Après une bagarre qui réglait un différent sur l'engagement
de Günther dans la Marine dans un climat d'objection de conscience
généralisé, les deux se mettent à la recherche de moyens financiers
pour effectuer un voyage au Pérou où ils espèrent trouver
un trésor indiqué sur une vieille carte. Plus encore que sur
leur but rêvé, le film met l'accent sur les contraintes matérielles
qui retardent à plusieurs reprises leur départ. A commencer
par l'explication détaillée de la facture des travaux de carrelage
chez une dame riche. Face à l'étonnement de la cliente (le
maître touche beaucoup plus d'argent que l'ouvrier qualifié,
alors qu'il n'est guère présent), celui-ci rétorque que le
calcul se fait ainsi et que cela a toujours été fait de la
sorte. Sont explicités alors les rapports figés entre les
dirigeants et leurs subordonnés et l'adhésion à la pérennité
des formules éprouvées, toujours à l'avantage des riches,
cela va de soi. Au début de la même séquence, la dame monte,
peu vêtue dans la salle de bains en travaux, et chante une
chanson américaine aux deux ouvriers : une façon pour Fassbinder
de véhiculer simultanément le mythe de la fascination viscérale
des gens aisés pour les travailleurs et celui de l'Allemagne
de l’Ouest, en occurrence, pour tout ce qui a trait à l'anglais
et, plus encore, à l'Amérique.
Même après avoir entrepris les mesures d'économie les plus
drastiques, Michel et Günther sont encore loin du compte et
ont par la suite recours à toutes sortes de procédés pour
gagner quelques Marks supplémentaires. Cela va de la visite
chez la mère de Günther, qui sacrifie l'argent mis de côté
pour un éventuel mariage de son fils (une figure que l'on
retrouvera légèrement modifiée dans Le Rôti de Satan (1976)
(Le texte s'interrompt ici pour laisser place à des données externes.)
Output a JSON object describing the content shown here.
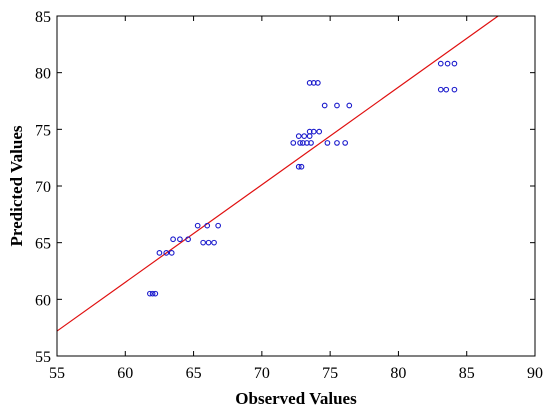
{
  "chart_data": {
    "type": "scatter",
    "title": "",
    "xlabel": "Observed Values",
    "ylabel": "Predicted Values",
    "xlim": [
      55,
      90
    ],
    "ylim": [
      55,
      85
    ],
    "xticks": [
      "55",
      "60",
      "65",
      "70",
      "75",
      "80",
      "85",
      "90"
    ],
    "yticks": [
      "55",
      "60",
      "65",
      "70",
      "75",
      "80",
      "85"
    ],
    "grid": false,
    "legend": "none",
    "colors": {
      "points": "#1a1acc",
      "fit_line": "#e01010",
      "axes": "#000000"
    },
    "fit_line": {
      "from": [
        55,
        57.2
      ],
      "to": [
        87.3,
        85
      ]
    },
    "points": [
      {
        "x": 61.8,
        "y": 60.5
      },
      {
        "x": 62.0,
        "y": 60.5
      },
      {
        "x": 62.2,
        "y": 60.5
      },
      {
        "x": 62.5,
        "y": 64.1
      },
      {
        "x": 63.0,
        "y": 64.1
      },
      {
        "x": 63.4,
        "y": 64.1
      },
      {
        "x": 63.5,
        "y": 65.3
      },
      {
        "x": 64.0,
        "y": 65.3
      },
      {
        "x": 64.6,
        "y": 65.3
      },
      {
        "x": 65.3,
        "y": 66.5
      },
      {
        "x": 66.0,
        "y": 66.5
      },
      {
        "x": 66.8,
        "y": 66.5
      },
      {
        "x": 65.7,
        "y": 65.0
      },
      {
        "x": 66.1,
        "y": 65.0
      },
      {
        "x": 66.5,
        "y": 65.0
      },
      {
        "x": 72.7,
        "y": 71.7
      },
      {
        "x": 72.9,
        "y": 71.7
      },
      {
        "x": 72.3,
        "y": 73.8
      },
      {
        "x": 72.8,
        "y": 73.8
      },
      {
        "x": 73.0,
        "y": 73.8
      },
      {
        "x": 73.3,
        "y": 73.8
      },
      {
        "x": 73.6,
        "y": 73.8
      },
      {
        "x": 72.7,
        "y": 74.4
      },
      {
        "x": 73.1,
        "y": 74.4
      },
      {
        "x": 73.5,
        "y": 74.4
      },
      {
        "x": 73.5,
        "y": 74.8
      },
      {
        "x": 73.8,
        "y": 74.8
      },
      {
        "x": 74.2,
        "y": 74.8
      },
      {
        "x": 74.8,
        "y": 73.8
      },
      {
        "x": 75.5,
        "y": 73.8
      },
      {
        "x": 76.1,
        "y": 73.8
      },
      {
        "x": 74.6,
        "y": 77.1
      },
      {
        "x": 75.5,
        "y": 77.1
      },
      {
        "x": 76.4,
        "y": 77.1
      },
      {
        "x": 73.5,
        "y": 79.1
      },
      {
        "x": 73.8,
        "y": 79.1
      },
      {
        "x": 74.1,
        "y": 79.1
      },
      {
        "x": 83.1,
        "y": 78.5
      },
      {
        "x": 83.5,
        "y": 78.5
      },
      {
        "x": 84.1,
        "y": 78.5
      },
      {
        "x": 83.1,
        "y": 80.8
      },
      {
        "x": 83.6,
        "y": 80.8
      },
      {
        "x": 84.1,
        "y": 80.8
      }
    ]
  }
}
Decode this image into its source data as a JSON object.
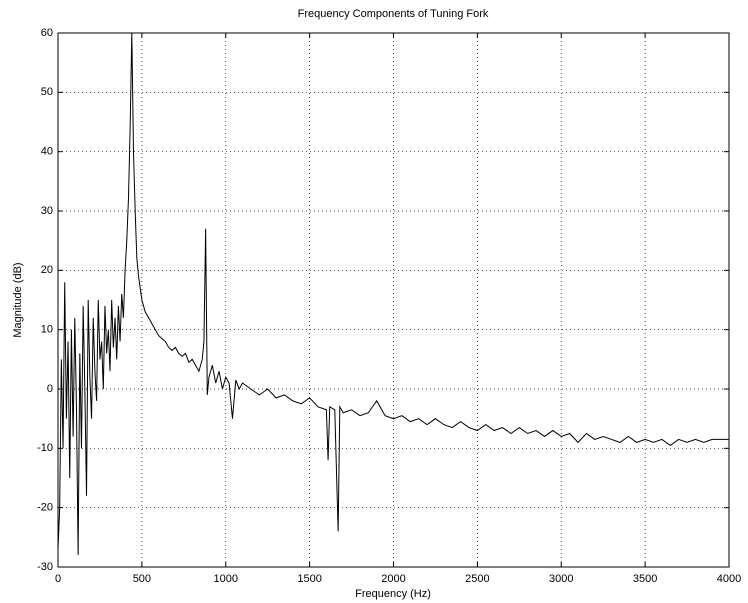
{
  "chart_data": {
    "type": "line",
    "title": "Frequency Components of Tuning Fork",
    "xlabel": "Frequency (Hz)",
    "ylabel": "Magnitude (dB)",
    "color": "#000000",
    "grid": true,
    "xlim": [
      0,
      4000
    ],
    "ylim": [
      -30,
      60
    ],
    "xticks": [
      0,
      500,
      1000,
      1500,
      2000,
      2500,
      3000,
      3500,
      4000
    ],
    "yticks": [
      -30,
      -20,
      -10,
      0,
      10,
      20,
      30,
      40,
      50,
      60
    ],
    "x": [
      0,
      10,
      20,
      30,
      40,
      50,
      60,
      70,
      80,
      90,
      100,
      110,
      120,
      130,
      140,
      150,
      160,
      170,
      180,
      190,
      200,
      210,
      220,
      230,
      240,
      250,
      260,
      270,
      280,
      290,
      300,
      310,
      320,
      330,
      340,
      350,
      360,
      370,
      380,
      390,
      400,
      410,
      420,
      430,
      440,
      450,
      460,
      470,
      480,
      490,
      500,
      520,
      540,
      560,
      580,
      600,
      620,
      640,
      660,
      680,
      700,
      720,
      740,
      760,
      780,
      800,
      820,
      840,
      860,
      870,
      880,
      890,
      900,
      920,
      940,
      960,
      980,
      1000,
      1020,
      1040,
      1060,
      1080,
      1100,
      1150,
      1200,
      1250,
      1300,
      1350,
      1400,
      1450,
      1500,
      1550,
      1600,
      1610,
      1620,
      1650,
      1670,
      1680,
      1700,
      1750,
      1800,
      1850,
      1900,
      1950,
      2000,
      2050,
      2100,
      2150,
      2200,
      2250,
      2300,
      2350,
      2400,
      2450,
      2500,
      2550,
      2600,
      2650,
      2700,
      2750,
      2800,
      2850,
      2900,
      2950,
      3000,
      3050,
      3100,
      3150,
      3200,
      3250,
      3300,
      3350,
      3400,
      3450,
      3500,
      3550,
      3600,
      3650,
      3700,
      3750,
      3800,
      3850,
      3900,
      3950,
      4000
    ],
    "values": [
      -27,
      -20,
      5,
      -10,
      18,
      -5,
      8,
      -15,
      10,
      -8,
      12,
      -3,
      -28,
      6,
      -10,
      14,
      0,
      -18,
      15,
      2,
      -5,
      12,
      3,
      -2,
      15,
      5,
      8,
      0,
      14,
      6,
      10,
      3,
      15,
      7,
      12,
      5,
      14,
      8,
      16,
      12,
      20,
      25,
      32,
      44,
      60,
      40,
      30,
      22,
      19,
      17,
      15,
      13,
      12,
      11,
      10,
      9,
      8.5,
      8,
      7,
      6.5,
      7,
      6,
      5.5,
      6,
      4.5,
      5,
      4,
      3,
      5,
      8,
      27,
      -1,
      2,
      4,
      1,
      3,
      0,
      2,
      1,
      -5,
      1.5,
      0,
      1,
      0,
      -1,
      0,
      -1.5,
      -1,
      -2,
      -2.5,
      -1.5,
      -3,
      -3.5,
      -12,
      -3,
      -3.5,
      -24,
      -3,
      -4,
      -3.5,
      -4.5,
      -4,
      -2,
      -4.5,
      -5,
      -4.5,
      -5.5,
      -5,
      -6,
      -5,
      -6,
      -6.5,
      -5.5,
      -6.5,
      -7,
      -6,
      -7,
      -6.5,
      -7.5,
      -6.5,
      -7.5,
      -7,
      -8,
      -7,
      -8,
      -7.5,
      -9,
      -7.5,
      -8.5,
      -8,
      -8.5,
      -9,
      -8,
      -9,
      -8.5,
      -9,
      -8.5,
      -9.5,
      -8.5,
      -9,
      -8.5,
      -9,
      -8.5,
      -8.5,
      -8.5
    ]
  }
}
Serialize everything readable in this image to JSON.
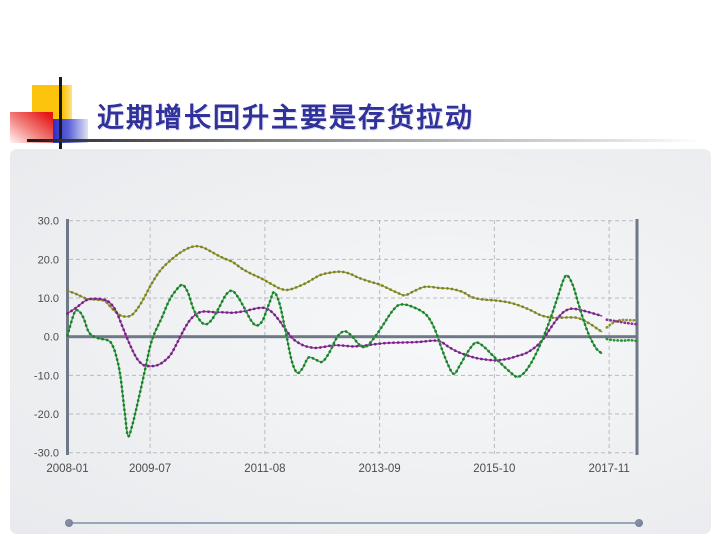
{
  "slide": {
    "title": "近期增长回升主要是存货拉动",
    "title_color": "#31319b"
  },
  "chart_data": {
    "type": "line",
    "title": "",
    "legend": "none",
    "grid": "dashed",
    "grid_color": "#b7bbc2",
    "axis_color": "#6e7887",
    "label_color": "#4c4c4c",
    "x_axis": {
      "unit": "months-since-2008-01",
      "tick_labels": [
        "2008-01",
        "2009-07",
        "2011-08",
        "2013-09",
        "2015-10",
        "2017-11"
      ],
      "tick_months": [
        0,
        18,
        43,
        68,
        93,
        118
      ],
      "range_months": [
        0,
        124
      ]
    },
    "y_axis": {
      "tick_labels": [
        "30.0",
        "20.0",
        "10.0",
        "0.0",
        "-10.0",
        "-20.0",
        "-30.0"
      ],
      "tick_values": [
        30,
        20,
        10,
        0,
        -10,
        -20,
        -30
      ],
      "range": [
        -30,
        30
      ],
      "zero_line": "solid"
    },
    "series": [
      {
        "name": "olive-series",
        "style": "solid-with-markers",
        "color": "#9aa03b",
        "marker_color": "#7f842c",
        "points": [
          [
            0,
            11.9
          ],
          [
            2,
            11.0
          ],
          [
            4,
            9.9
          ],
          [
            6,
            9.6
          ],
          [
            8,
            9.3
          ],
          [
            9,
            8.2
          ],
          [
            10.5,
            6.4
          ],
          [
            12,
            5.3
          ],
          [
            14,
            5.6
          ],
          [
            16,
            8.6
          ],
          [
            18,
            13.0
          ],
          [
            20,
            16.8
          ],
          [
            22,
            19.3
          ],
          [
            24.5,
            21.7
          ],
          [
            26.5,
            23.0
          ],
          [
            28,
            23.4
          ],
          [
            29.5,
            23.1
          ],
          [
            31,
            22.2
          ],
          [
            32.5,
            21.2
          ],
          [
            34,
            20.3
          ],
          [
            36,
            19.3
          ],
          [
            38,
            17.6
          ],
          [
            40,
            16.3
          ],
          [
            42,
            15.2
          ],
          [
            44,
            13.9
          ],
          [
            46,
            12.6
          ],
          [
            47.5,
            12.1
          ],
          [
            49,
            12.4
          ],
          [
            52,
            13.9
          ],
          [
            55,
            15.9
          ],
          [
            57.5,
            16.6
          ],
          [
            59.5,
            16.8
          ],
          [
            61.5,
            16.3
          ],
          [
            63.5,
            15.2
          ],
          [
            66,
            14.2
          ],
          [
            68,
            13.5
          ],
          [
            70,
            12.4
          ],
          [
            72,
            11.3
          ],
          [
            73.5,
            10.7
          ],
          [
            75.5,
            11.8
          ],
          [
            77.5,
            12.8
          ],
          [
            79,
            12.9
          ],
          [
            81,
            12.6
          ],
          [
            83.5,
            12.4
          ],
          [
            86,
            11.6
          ],
          [
            88,
            10.3
          ],
          [
            90,
            9.7
          ],
          [
            93,
            9.4
          ],
          [
            95,
            9.1
          ],
          [
            97,
            8.6
          ],
          [
            99,
            7.8
          ],
          [
            101,
            6.8
          ],
          [
            103,
            5.6
          ],
          [
            105,
            5.0
          ],
          [
            107,
            4.9
          ],
          [
            109,
            5.0
          ],
          [
            111,
            4.9
          ],
          [
            112.5,
            4.2
          ],
          [
            114,
            3.2
          ],
          [
            115.5,
            2.0
          ],
          [
            116.5,
            1.2
          ]
        ]
      },
      {
        "name": "purple-series",
        "style": "solid-with-markers",
        "color": "#9c3da5",
        "marker_color": "#782386",
        "points": [
          [
            0,
            6.0
          ],
          [
            2,
            7.6
          ],
          [
            4,
            9.4
          ],
          [
            5.5,
            9.8
          ],
          [
            7.5,
            9.7
          ],
          [
            9,
            9.0
          ],
          [
            10.5,
            6.8
          ],
          [
            12,
            2.5
          ],
          [
            13.5,
            -1.8
          ],
          [
            15,
            -5.4
          ],
          [
            16.5,
            -7.3
          ],
          [
            18,
            -7.6
          ],
          [
            19.5,
            -7.4
          ],
          [
            21,
            -6.4
          ],
          [
            22.5,
            -4.6
          ],
          [
            23.8,
            -1.8
          ],
          [
            25,
            1.0
          ],
          [
            26.5,
            4.0
          ],
          [
            28,
            5.8
          ],
          [
            29.5,
            6.5
          ],
          [
            31.5,
            6.4
          ],
          [
            34,
            6.3
          ],
          [
            36,
            6.2
          ],
          [
            38,
            6.5
          ],
          [
            40,
            7.0
          ],
          [
            41.5,
            7.4
          ],
          [
            43,
            7.4
          ],
          [
            44.5,
            6.4
          ],
          [
            46,
            4.4
          ],
          [
            47.5,
            1.9
          ],
          [
            49,
            -0.4
          ],
          [
            50.5,
            -1.7
          ],
          [
            52,
            -2.5
          ],
          [
            54,
            -2.9
          ],
          [
            56,
            -2.6
          ],
          [
            58,
            -2.2
          ],
          [
            60,
            -2.3
          ],
          [
            62,
            -2.5
          ],
          [
            64,
            -2.4
          ],
          [
            66,
            -2.1
          ],
          [
            68,
            -1.8
          ],
          [
            70,
            -1.6
          ],
          [
            73,
            -1.5
          ],
          [
            76,
            -1.4
          ],
          [
            78,
            -1.2
          ],
          [
            80,
            -1.0
          ],
          [
            81.5,
            -1.4
          ],
          [
            83,
            -2.6
          ],
          [
            85,
            -3.9
          ],
          [
            87,
            -4.8
          ],
          [
            89,
            -5.5
          ],
          [
            91,
            -5.9
          ],
          [
            93.5,
            -6.1
          ],
          [
            96,
            -5.7
          ],
          [
            98,
            -5.0
          ],
          [
            100,
            -4.2
          ],
          [
            102,
            -2.6
          ],
          [
            103.5,
            -0.8
          ],
          [
            105,
            1.8
          ],
          [
            106.5,
            4.3
          ],
          [
            108,
            6.3
          ],
          [
            109.5,
            7.2
          ],
          [
            111,
            7.1
          ],
          [
            112.5,
            6.7
          ],
          [
            114,
            6.2
          ],
          [
            115.5,
            5.7
          ],
          [
            116.5,
            5.3
          ]
        ]
      },
      {
        "name": "green-series",
        "style": "solid-with-markers",
        "color": "#39a341",
        "marker_color": "#1f8030",
        "points": [
          [
            0,
            0.3
          ],
          [
            1.5,
            6.2
          ],
          [
            2.5,
            6.6
          ],
          [
            3.5,
            4.8
          ],
          [
            4.5,
            1.5
          ],
          [
            5.5,
            0.2
          ],
          [
            7,
            -0.5
          ],
          [
            8.5,
            -0.8
          ],
          [
            9.5,
            -1.6
          ],
          [
            10.5,
            -4.5
          ],
          [
            11.5,
            -10
          ],
          [
            12.5,
            -20
          ],
          [
            13.2,
            -25.7
          ],
          [
            14.2,
            -22.5
          ],
          [
            15.5,
            -16
          ],
          [
            17,
            -8
          ],
          [
            18,
            -2.5
          ],
          [
            19,
            1.0
          ],
          [
            20.5,
            4.8
          ],
          [
            22,
            9.0
          ],
          [
            23.5,
            11.8
          ],
          [
            25,
            13.4
          ],
          [
            26.2,
            11.5
          ],
          [
            27.5,
            7.0
          ],
          [
            29,
            4.0
          ],
          [
            30.2,
            3.2
          ],
          [
            31.5,
            4.5
          ],
          [
            33,
            7.5
          ],
          [
            34.5,
            10.8
          ],
          [
            35.8,
            11.9
          ],
          [
            37,
            10.5
          ],
          [
            38.5,
            7.5
          ],
          [
            40,
            4.2
          ],
          [
            41.2,
            2.9
          ],
          [
            42.5,
            4.2
          ],
          [
            44,
            8.8
          ],
          [
            45,
            11.5
          ],
          [
            46.2,
            8.5
          ],
          [
            47.5,
            1.5
          ],
          [
            48.8,
            -6.0
          ],
          [
            50,
            -9.3
          ],
          [
            51.2,
            -8.2
          ],
          [
            52.5,
            -5.4
          ],
          [
            54,
            -5.9
          ],
          [
            55.5,
            -6.5
          ],
          [
            57,
            -4.2
          ],
          [
            58.2,
            -1.3
          ],
          [
            59.2,
            0.6
          ],
          [
            60.5,
            1.4
          ],
          [
            62,
            0.1
          ],
          [
            63.5,
            -2.0
          ],
          [
            64.8,
            -2.7
          ],
          [
            66,
            -1.5
          ],
          [
            67.5,
            0.8
          ],
          [
            69,
            3.5
          ],
          [
            70.5,
            6.2
          ],
          [
            72,
            8.1
          ],
          [
            73.5,
            8.3
          ],
          [
            75,
            7.8
          ],
          [
            77,
            6.7
          ],
          [
            78.5,
            5.2
          ],
          [
            80,
            2.0
          ],
          [
            81.5,
            -3.0
          ],
          [
            83,
            -7.5
          ],
          [
            84.2,
            -9.6
          ],
          [
            85.5,
            -7.4
          ],
          [
            87,
            -4.3
          ],
          [
            88.5,
            -1.9
          ],
          [
            89.5,
            -1.6
          ],
          [
            91,
            -2.9
          ],
          [
            92.5,
            -4.7
          ],
          [
            94.5,
            -7.0
          ],
          [
            96.5,
            -9.2
          ],
          [
            98,
            -10.4
          ],
          [
            99.5,
            -9.3
          ],
          [
            101,
            -6.8
          ],
          [
            102.5,
            -3.3
          ],
          [
            104,
            0.9
          ],
          [
            105.5,
            5.6
          ],
          [
            107,
            11.0
          ],
          [
            108.2,
            15.1
          ],
          [
            109,
            15.7
          ],
          [
            110.2,
            13.0
          ],
          [
            111.5,
            7.8
          ],
          [
            113,
            2.3
          ],
          [
            114.2,
            -1.0
          ],
          [
            115.3,
            -3.2
          ],
          [
            116.5,
            -4.4
          ]
        ]
      },
      {
        "name": "olive-series-dotted-tail",
        "style": "dotted",
        "color": "#8f942f",
        "marker_color": "#8f942f",
        "points": [
          [
            117.5,
            2.4
          ],
          [
            119,
            3.7
          ],
          [
            120.5,
            4.3
          ],
          [
            122,
            4.3
          ],
          [
            124,
            4.2
          ]
        ]
      },
      {
        "name": "purple-series-dotted-tail",
        "style": "dotted",
        "color": "#8c2f97",
        "marker_color": "#8c2f97",
        "points": [
          [
            117.5,
            4.4
          ],
          [
            119.5,
            4.0
          ],
          [
            121.5,
            3.6
          ],
          [
            124,
            3.2
          ]
        ]
      },
      {
        "name": "green-series-dotted-tail",
        "style": "dotted",
        "color": "#2a8f37",
        "marker_color": "#2a8f37",
        "points": [
          [
            117.5,
            -0.6
          ],
          [
            119,
            -0.9
          ],
          [
            121,
            -1.0
          ],
          [
            122.5,
            -0.9
          ],
          [
            124,
            -1.1
          ]
        ]
      }
    ]
  },
  "scrollbar": {
    "track_color": "#9aa5b7",
    "handle_color": "#75819665"
  }
}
lorsque les parents de Walter lui donnent leurs économies
destinées à leurs funérailles pour payer la réparation d'une
limousine hypothétique), à travers l'alliance avec un étudiant
qui compte valoriser son mémoire de fin d’études par un voyage
d'exploration, jusqu'à l'entretien avec l'oncle de Hanna,
un entrepreneur en Amérique du Sud, qui dévoile le caractère
factice de leurs ambitions économiques et préfère porter toute
son attention au charme de sa nièce Que les deux réussissent
à la fin à réaliser leur projet est dû à un coup de baguette
magique digne des meilleurs contes de fées et aussi improbable
que le dernier sursaut mélodramatique de Hanna, désormais
exclue du groupe.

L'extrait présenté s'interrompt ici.